Usually, when we say SUV, we talk about SUV max so we will look at the highest updates in one of the lesion among all the lesions. And you can have very high indigeneity of the disease without a lesion with low updates, some lesion with a high uptake, and it should take just [inaudible]. You’re really not capturing the whole body disease burden. And why is that? It’s because when you do it a slice by slice, it takes time for the imaging reader to do all these assessments. And each you have to define what is diseased or not on the whole body level in very heavily metastasis patient. It takes a lot of time. So automatic tools where you would do one click, you will have the whole body tumor segment it’s that will give you the volume of the PSMA expressing disease that will give you the level of PSMA expression with SUV mean in the whole body.

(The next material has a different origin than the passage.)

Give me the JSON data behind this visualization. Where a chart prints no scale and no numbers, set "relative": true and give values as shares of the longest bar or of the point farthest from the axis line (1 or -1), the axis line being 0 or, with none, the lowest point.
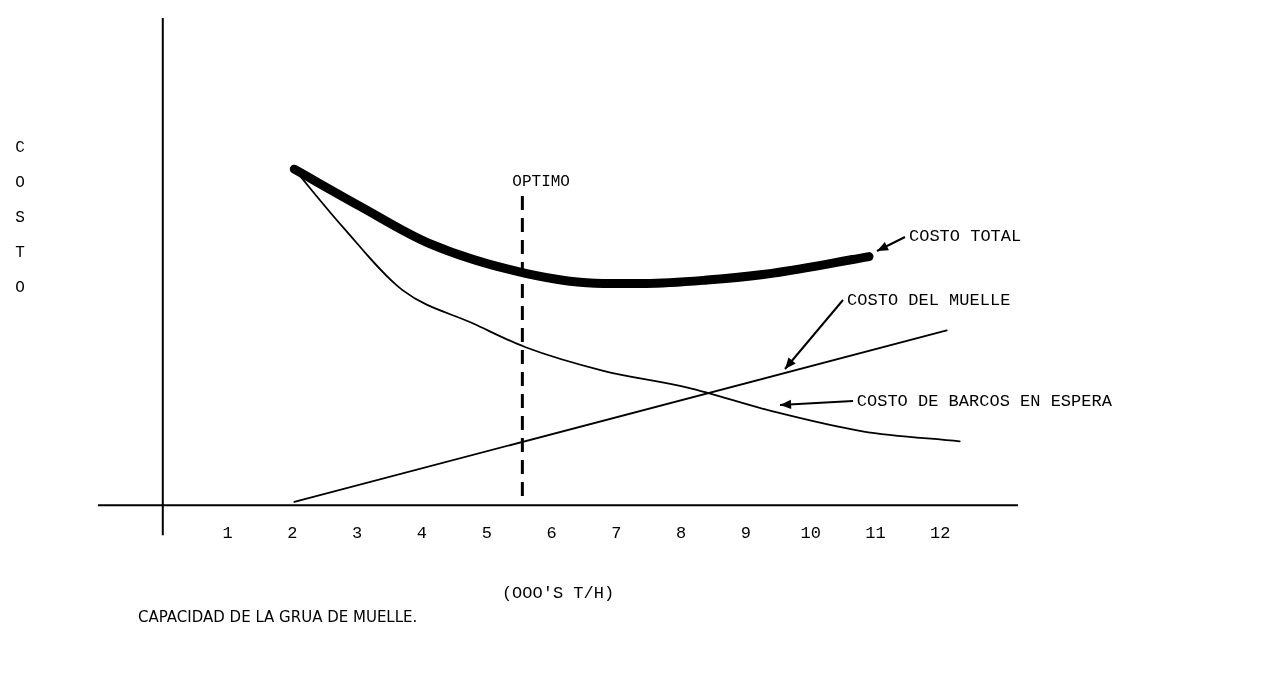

So the average is UV and not only the max. That would give you maybe some even further definition of the amount of bone tumor volume, the amount of [inaudible] tumor volume. And with all these parameters on the one-click methods, this will help a lot to implement and use just PSMA PET parameters to define the prognostic of patient and maybe even to define some treatment ivory space on that. These tools are being developed by multiple either industry vendors or academic researchers. They are not yet ready for prime time. I hope it will come soon because that’s the only way really to use the PSMA PET information. These tools widely available and implemented.

Any closing thoughts?

I would love to be invited again because there will be many updates. This is a very dynamic field, a very dynamic topic. And let’s say every three to six months we have new reports. We learn every day. So I shall have new things to say in a very short time.